Well, like often just think of, you know, I think raising kids as a as a whole is is hard, right? There's a reason that for so many years we have said it takes a village. And I think just really recognizing that, and you know, I think honoring that not everybody has a village and not everybody feels like they have those people to lean on. But how do we start to incorporate the pieces that allow us to still feel that sense of relief, right? So that might be respite care, that might be tapping into community programs, but just really building up, I would say, all of the supports around us so that we can really feel like we're our best self and we're showing up for our kids in the way that we want to.

SPEAKER_01

So just wondering if any caregivers or parents would be interested in reaching out to you, Connect for further support or advice or for counseling, where they would be able to find you.

SPEAKER_02

Yeah, they could definitely find our information on our website, which is just harmonyhaven.ca.
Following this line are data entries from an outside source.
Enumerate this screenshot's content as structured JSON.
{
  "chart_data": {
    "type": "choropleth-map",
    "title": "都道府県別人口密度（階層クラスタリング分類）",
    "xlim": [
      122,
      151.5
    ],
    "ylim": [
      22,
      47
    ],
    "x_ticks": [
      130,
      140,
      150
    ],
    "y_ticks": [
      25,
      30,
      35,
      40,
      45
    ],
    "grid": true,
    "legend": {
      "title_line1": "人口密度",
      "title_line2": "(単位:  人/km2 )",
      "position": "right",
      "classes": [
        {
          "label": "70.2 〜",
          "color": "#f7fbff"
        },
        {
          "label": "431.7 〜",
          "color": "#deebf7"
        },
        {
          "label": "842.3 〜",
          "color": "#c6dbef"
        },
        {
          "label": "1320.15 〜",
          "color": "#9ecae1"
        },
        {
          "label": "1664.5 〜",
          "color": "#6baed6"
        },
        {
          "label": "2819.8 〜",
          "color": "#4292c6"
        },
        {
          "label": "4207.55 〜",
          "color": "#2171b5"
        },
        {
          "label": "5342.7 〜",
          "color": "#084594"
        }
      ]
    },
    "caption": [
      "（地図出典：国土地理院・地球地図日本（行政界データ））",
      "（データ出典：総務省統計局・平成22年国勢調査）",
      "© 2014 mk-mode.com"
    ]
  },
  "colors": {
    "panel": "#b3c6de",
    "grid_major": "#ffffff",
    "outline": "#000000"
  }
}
But then we can also be reached by email, which is info at harmonyhaven.ca. I'm currently exploring the idea of hosting a virtual parent support group where everyone can come together and going back to that shared lived experience and really just a place of validation and empathy and understanding. So if that's something people are interested in too, they can definitely reach out.

SPEAKER_01

Okay, thank you very much for your time today and sharing so much information around how to support a child with needs involving neurodivergence. Thanks, Sabrina. I really appreciate the time.